Campus health officials say affected students have been isolated as long as they remain contagious, and a small number of unvaccinated students have been sent home until Sunday, Nov. 27. The first case was confirmed by Student Health Service on Oct. 15.
As a precautionary measure, the college has canceled the swim team’s meet scheduled for this weekend and have halted the team’s regular practices and workouts until Friday, Nov. 4. Director of Athletics Stuart Robinson said this will allow for time to see if there are any more confirmed cases from other members of the team.
“The state health department indicated that we do not need to close the pool indefinitely and there is minimal risk of transmission,” Robinson said in a statement. “But we have disallowed any current members of the swimming program to serve as lifeguards, participate in general aquatics programming or interface with any of the contracted groups, for the time being.”
Dr. Jack Ordway, director of Student Health Service, confirmed Wednesday that the nine people with the illness had all been previously vaccinated. While the vaccine helps, he said, it doesn’t completely prevent the illness.
Data from the Centers for Disease Control and Prevention (CDC) shows that two doses of the Measles, Mumps and Rubella (MMR) vaccine are 88 percent effective at preventing mumps; one dose is 78 percent effective.
To attend SUNY New Paltz full time, students are required to provide proof of the MMR vaccine or provide documentation of a religious exemption. SUNY and New York State Department of Health policy does not require students enrolled in less than six credits to provide vaccination records.
“The students have done everything right by standards to prevent this illness by getting vaccinated, but it still happened to them,” Ordway said. “We have to all work harder on not sharing utensils, kissing people who may be sick or sharing water bottles. The clearest way the virus is transmitted is through saliva, so being careful to not come into contact with it is one of the most important things.”

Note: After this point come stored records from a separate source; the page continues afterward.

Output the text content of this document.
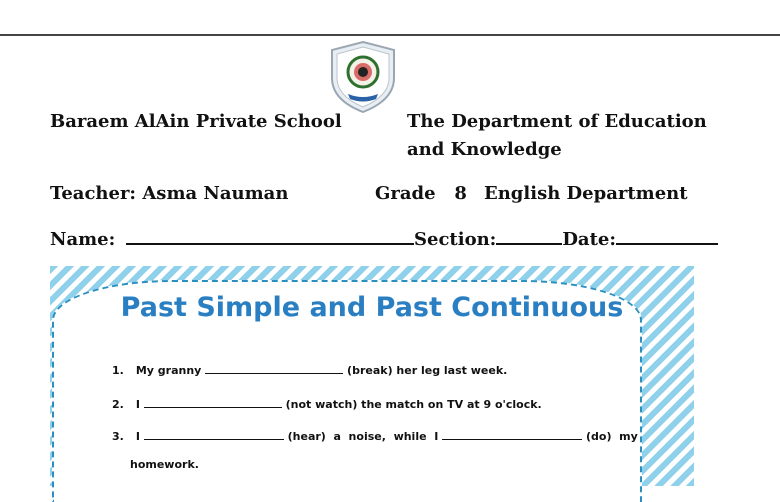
Baraem AlAin Private School	The Department of Education
and Knowledge
Teacher: Asma Nauman	Grade   8 English Department
Name:	Section:	Date:
Past Simple and Past Continuous
1. My granny	(break) her leg last week.
2. I	(not watch) the match on TV at 9 o'clock.
3. I	(hear)  a  noise,  while  I	(do)  my
homework.
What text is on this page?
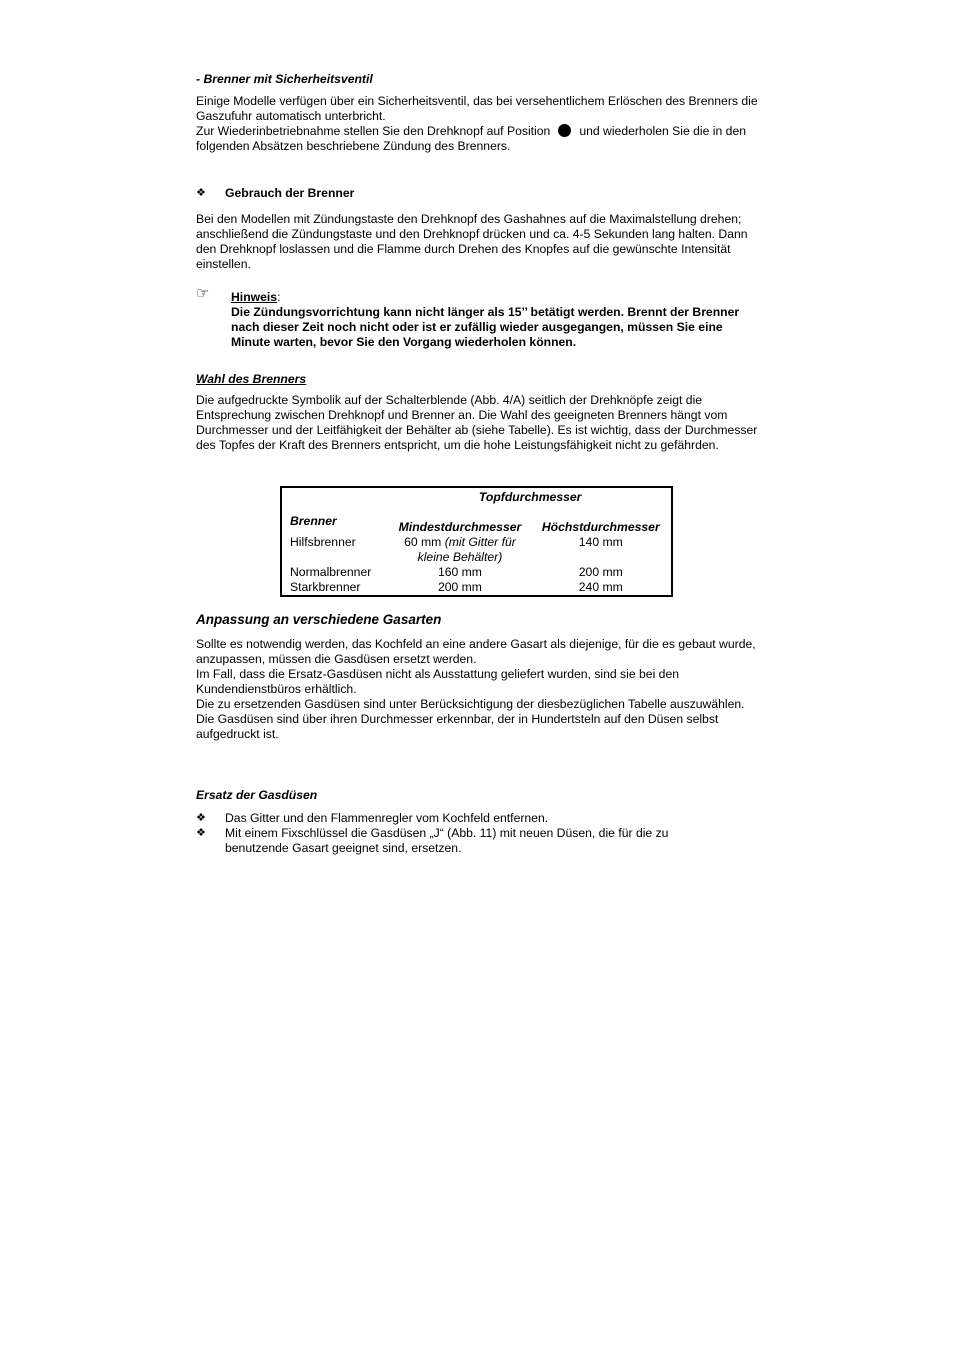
- Brenner mit Sicherheitsventil

Einige Modelle verfügen über ein Sicherheitsventil, das bei versehentlichem Erlöschen des Brenners die Gaszufuhr automatisch unterbricht.

Zur Wiederinbetriebnahme stellen Sie den Drehknopf auf Position und wiederholen Sie die in den folgenden Absätzen beschriebene Zündung des Brenners.

❖	Gebrauch der Brenner

Bei den Modellen mit Zündungstaste den Drehknopf des Gashahnes auf die Maximalstellung drehen; anschließend die Zündungstaste und den Drehknopf drücken und ca. 4-5 Sekunden lang halten. Dann den Drehknopf loslassen und die Flamme durch Drehen des Knopfes auf die gewünschte Intensität einstellen.

☞	Hinweis:

Die Zündungsvorrichtung kann nicht länger als 15’’ betätigt werden. Brennt der Brenner nach dieser Zeit noch nicht oder ist er zufällig wieder ausgegangen, müssen Sie eine Minute warten, bevor Sie den Vorgang wiederholen können.

Wahl des Brenners

Die aufgedruckte Symbolik auf der Schalterblende (Abb. 4/A) seitlich der Drehknöpfe zeigt die Entsprechung zwischen Drehknopf und Brenner an. Die Wahl des geeigneten Brenners hängt vom Durchmesser und der Leitfähigkeit der Behälter ab (siehe Tabelle). Es ist wichtig, dass der Durchmesser des Topfes der Kraft des Brenners entspricht, um die hohe Leistungsfähigkeit nicht zu gefährden.

Anpassung an verschiedene Gasarten

Sollte es notwendig werden, das Kochfeld an eine andere Gasart als diejenige, für die es gebaut wurde, anzupassen, müssen die Gasdüsen ersetzt werden.

Im Fall, dass die Ersatz-Gasdüsen nicht als Ausstattung geliefert wurden, sind sie bei den Kundendienstbüros erhältlich.

Die zu ersetzenden Gasdüsen sind unter Berücksichtigung der diesbezüglichen Tabelle auszuwählen.

Die Gasdüsen sind über ihren Durchmesser erkennbar, der in Hundertsteln auf den Düsen selbst aufgedruckt ist.

Ersatz der Gasdüsen

❖	Das Gitter und den Flammenregler vom Kochfeld entfernen.
❖	Mit einem Fixschlüssel die Gasdüsen „J“ (Abb. 11) mit neuen Düsen, die für die zu benutzende Gasart geeignet sind, ersetzen.
	Topfdurchmesser	
Brenner	Mindestdurchmesser	Höchstdurchmesser
Hilfsbrenner	60 mm (mit Gitter für kleine Behälter)	140 mm
Normalbrenner	160 mm	200 mm
Starkbrenner	200 mm	240 mm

Mumps is a highly contagious viral disease, and in some cases, can lead to an array of other complications. Ordway noted that very rare cases of the mumps can result in hearing loss, aseptic meningitis (infection covering of the brain and spinal cord), painful, swollen testicles of males who have reached puberty and inflammation of the ovaries in women who have reached puberty.
Mumps is characterized by fever, headache and swelling of the salivary glands. Other symptoms include fatigue, muscle aches and loss of appetite. The incubation period is 12 to 25 days, Ordway said.
“A specific symptom that will follow fever, muscle ache, headache and fatigue if one has the illness is pain under the ears or jaw,” Ordway said. “That is a reason to come get checked out.”
The Student Health Service encourages students to confirm their immunizations with their healthcare provider and to receive an immunization from the office at no cost if they are not up to date.
Additionally, health officials ask that any students showing symptoms consistent with mumps to visit the health center or call their primary doctor. They also recommend faculty and staff to contact their primary doctor with any similar concerns.